87 members of Congress, from both parties, wrote to the President to essentially let him know they were listening when Leon Panetta said that the combat mission in Afghanistan would be curtailed a year, ending in 2013 instead of 2014.

• More on that Modern Monetary Theory piece that was in WaPo from Jared Bernstein and Kevin Drum. Let’s at least have this debate in public instead of pretending that “everyone agrees” on deficit reduction.  Dean Baker, like Krugman before, sees Keynes and asks, “what’s modern about it?”

“Sacrificing disease prevention in the name of budget austerity.” Those Modern Monetary Theorists are looking better and better.

• What if insurance companies don’t really like the idea of giving out free contraceptive coverage? I would say “big deal,” but considering the precarious ground upon which this contraception compromise finds itself, it may actually be one.

• This Paul Babeu story is practically the model for these conservative hypocrites. At least he owned up to being gay, a new wrinkle in this genre.

• Is there really a shortage of skilled factory workers? I’d tend to think this is more about factory owners who don’t want to take the time to train anyone even slightly.

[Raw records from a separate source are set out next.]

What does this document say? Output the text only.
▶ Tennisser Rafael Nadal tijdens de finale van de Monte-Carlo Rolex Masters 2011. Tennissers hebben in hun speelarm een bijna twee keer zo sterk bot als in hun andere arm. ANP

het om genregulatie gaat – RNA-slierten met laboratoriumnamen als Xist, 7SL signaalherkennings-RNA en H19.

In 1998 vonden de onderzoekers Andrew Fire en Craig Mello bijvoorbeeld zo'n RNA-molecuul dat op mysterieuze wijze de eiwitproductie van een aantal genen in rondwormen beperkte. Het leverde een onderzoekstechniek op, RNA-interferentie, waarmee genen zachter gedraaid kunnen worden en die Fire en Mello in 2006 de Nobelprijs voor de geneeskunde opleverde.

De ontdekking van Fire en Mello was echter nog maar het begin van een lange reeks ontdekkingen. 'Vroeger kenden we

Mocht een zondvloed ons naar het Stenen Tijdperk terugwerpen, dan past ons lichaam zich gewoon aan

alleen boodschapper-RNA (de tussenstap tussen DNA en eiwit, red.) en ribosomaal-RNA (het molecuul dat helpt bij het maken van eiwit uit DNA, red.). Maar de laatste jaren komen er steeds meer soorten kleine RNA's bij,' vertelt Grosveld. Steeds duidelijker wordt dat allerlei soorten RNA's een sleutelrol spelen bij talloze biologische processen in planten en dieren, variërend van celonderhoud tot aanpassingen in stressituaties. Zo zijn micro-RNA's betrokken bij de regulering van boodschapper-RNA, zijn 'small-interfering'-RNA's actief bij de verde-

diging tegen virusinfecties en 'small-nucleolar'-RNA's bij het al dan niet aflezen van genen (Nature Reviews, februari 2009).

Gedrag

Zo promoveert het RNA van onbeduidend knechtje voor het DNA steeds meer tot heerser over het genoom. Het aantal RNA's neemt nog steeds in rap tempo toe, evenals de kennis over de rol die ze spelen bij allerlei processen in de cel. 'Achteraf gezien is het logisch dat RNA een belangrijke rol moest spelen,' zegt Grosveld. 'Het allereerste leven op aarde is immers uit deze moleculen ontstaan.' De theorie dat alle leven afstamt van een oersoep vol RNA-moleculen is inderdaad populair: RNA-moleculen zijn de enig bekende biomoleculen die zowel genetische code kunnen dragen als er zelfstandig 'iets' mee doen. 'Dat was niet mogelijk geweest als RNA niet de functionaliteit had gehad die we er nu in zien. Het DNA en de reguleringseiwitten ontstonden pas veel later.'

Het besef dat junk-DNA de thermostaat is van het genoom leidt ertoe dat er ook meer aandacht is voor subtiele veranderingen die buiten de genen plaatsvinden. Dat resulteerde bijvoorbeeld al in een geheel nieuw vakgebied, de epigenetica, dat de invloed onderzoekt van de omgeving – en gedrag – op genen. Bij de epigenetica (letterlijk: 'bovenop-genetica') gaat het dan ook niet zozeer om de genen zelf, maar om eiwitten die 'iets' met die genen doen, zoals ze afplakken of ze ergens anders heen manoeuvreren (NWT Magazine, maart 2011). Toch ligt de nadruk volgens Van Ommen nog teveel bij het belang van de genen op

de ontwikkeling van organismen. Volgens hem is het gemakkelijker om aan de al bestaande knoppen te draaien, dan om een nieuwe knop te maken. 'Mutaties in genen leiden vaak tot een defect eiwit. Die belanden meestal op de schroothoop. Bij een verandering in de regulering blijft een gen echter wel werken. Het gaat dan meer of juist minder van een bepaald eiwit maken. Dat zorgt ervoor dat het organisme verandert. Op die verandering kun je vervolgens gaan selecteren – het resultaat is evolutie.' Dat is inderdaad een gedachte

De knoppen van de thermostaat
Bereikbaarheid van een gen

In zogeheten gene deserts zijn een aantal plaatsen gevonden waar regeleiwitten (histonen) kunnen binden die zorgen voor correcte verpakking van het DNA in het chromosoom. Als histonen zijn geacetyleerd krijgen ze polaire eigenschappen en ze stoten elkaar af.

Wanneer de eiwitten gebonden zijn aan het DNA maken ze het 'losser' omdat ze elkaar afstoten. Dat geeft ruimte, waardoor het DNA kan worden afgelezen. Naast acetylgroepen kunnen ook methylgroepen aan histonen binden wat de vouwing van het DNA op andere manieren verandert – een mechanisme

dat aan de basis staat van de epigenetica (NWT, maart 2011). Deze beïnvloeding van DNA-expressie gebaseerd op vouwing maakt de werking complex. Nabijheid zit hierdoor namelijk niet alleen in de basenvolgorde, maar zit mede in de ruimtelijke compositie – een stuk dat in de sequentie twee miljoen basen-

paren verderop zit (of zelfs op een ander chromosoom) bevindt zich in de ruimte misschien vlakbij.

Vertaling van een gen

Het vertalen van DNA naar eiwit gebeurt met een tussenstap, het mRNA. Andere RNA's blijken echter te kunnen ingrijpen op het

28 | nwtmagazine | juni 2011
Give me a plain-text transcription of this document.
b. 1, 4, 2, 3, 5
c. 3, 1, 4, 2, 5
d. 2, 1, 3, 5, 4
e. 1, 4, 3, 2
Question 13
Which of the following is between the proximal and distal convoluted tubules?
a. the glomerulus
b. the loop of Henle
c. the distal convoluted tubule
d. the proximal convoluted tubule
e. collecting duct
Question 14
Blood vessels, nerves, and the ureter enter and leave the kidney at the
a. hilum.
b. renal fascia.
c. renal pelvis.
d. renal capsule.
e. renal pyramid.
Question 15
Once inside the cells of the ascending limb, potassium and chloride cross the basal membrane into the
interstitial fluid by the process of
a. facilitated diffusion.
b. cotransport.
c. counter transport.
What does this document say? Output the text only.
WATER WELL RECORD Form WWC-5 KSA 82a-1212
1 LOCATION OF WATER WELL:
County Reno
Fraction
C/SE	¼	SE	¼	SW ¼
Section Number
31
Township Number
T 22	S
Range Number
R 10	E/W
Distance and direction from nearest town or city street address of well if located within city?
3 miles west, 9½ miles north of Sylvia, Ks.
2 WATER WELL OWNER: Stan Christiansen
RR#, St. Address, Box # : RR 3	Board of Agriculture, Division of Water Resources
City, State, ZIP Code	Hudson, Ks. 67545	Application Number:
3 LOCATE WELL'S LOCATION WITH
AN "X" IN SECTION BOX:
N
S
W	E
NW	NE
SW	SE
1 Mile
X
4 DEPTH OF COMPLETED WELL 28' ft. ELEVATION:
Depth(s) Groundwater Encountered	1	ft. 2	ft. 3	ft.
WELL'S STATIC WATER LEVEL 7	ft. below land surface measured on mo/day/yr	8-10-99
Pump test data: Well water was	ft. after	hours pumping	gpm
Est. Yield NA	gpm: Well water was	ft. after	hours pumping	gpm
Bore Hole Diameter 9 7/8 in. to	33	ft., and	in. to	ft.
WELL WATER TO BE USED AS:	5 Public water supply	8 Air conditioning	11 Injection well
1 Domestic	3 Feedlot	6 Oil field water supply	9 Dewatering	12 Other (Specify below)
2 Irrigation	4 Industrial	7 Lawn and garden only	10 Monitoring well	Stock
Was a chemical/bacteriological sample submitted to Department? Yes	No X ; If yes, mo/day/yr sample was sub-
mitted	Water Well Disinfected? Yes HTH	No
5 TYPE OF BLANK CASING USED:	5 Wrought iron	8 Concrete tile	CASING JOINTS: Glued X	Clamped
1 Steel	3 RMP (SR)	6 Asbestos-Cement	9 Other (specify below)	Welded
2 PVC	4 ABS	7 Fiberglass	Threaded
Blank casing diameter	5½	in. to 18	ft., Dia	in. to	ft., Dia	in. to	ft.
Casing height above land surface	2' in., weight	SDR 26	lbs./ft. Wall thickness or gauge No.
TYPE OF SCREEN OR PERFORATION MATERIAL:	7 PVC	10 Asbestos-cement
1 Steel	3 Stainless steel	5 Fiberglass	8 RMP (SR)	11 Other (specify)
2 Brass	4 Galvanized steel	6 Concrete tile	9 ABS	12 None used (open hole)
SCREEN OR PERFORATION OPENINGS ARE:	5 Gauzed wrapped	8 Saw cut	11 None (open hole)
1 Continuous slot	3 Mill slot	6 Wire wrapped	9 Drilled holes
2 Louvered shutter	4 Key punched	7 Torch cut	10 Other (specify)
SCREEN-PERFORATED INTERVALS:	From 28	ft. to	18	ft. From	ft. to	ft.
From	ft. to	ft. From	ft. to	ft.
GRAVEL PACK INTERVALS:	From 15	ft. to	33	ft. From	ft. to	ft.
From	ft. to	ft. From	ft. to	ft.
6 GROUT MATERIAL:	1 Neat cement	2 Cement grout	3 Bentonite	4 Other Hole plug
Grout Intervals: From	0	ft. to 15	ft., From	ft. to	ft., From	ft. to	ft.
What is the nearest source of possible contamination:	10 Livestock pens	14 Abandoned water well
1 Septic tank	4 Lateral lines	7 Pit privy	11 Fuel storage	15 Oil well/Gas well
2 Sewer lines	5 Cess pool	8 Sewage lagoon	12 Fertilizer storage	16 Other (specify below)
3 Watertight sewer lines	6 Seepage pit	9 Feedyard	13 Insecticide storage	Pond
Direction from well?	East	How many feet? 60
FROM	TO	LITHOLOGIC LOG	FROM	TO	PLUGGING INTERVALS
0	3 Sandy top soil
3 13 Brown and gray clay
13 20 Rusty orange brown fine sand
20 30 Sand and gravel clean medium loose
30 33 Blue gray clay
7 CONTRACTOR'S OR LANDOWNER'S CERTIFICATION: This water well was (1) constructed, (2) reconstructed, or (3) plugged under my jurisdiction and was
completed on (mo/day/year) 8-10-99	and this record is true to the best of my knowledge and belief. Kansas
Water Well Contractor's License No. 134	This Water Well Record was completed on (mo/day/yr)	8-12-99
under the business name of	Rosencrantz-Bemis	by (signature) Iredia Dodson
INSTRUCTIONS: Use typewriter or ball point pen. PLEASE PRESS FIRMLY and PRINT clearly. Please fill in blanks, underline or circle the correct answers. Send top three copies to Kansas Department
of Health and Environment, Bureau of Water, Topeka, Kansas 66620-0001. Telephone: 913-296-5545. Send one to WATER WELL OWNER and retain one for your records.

• Presidential elections were bumping along at relatively the same level of funding until 2004. I blame the blogs. (More seriously, I think you can chalk this up to 527 spending and the first Presidential candidate in modern history to opt out of public financing, along with the inflation of TV advertising and even spending on fundraising.)

• Juan Cole writes that the oil sanctions against Iran aren’t hurting that country nearly as much as the citizens of the West, and with oil prices at a 9-month high, I’d tend to believe him.

• Syrian forces are massing outside Homs for what could be a final assault against the protest movement.

• Members of the IAEA are in Tehran for nuclear talks.

• The horrific story of Jefferson County, Alabama continues.

• More examples of entertainment companies trying to turn a buck off of Whitney Houston’s death.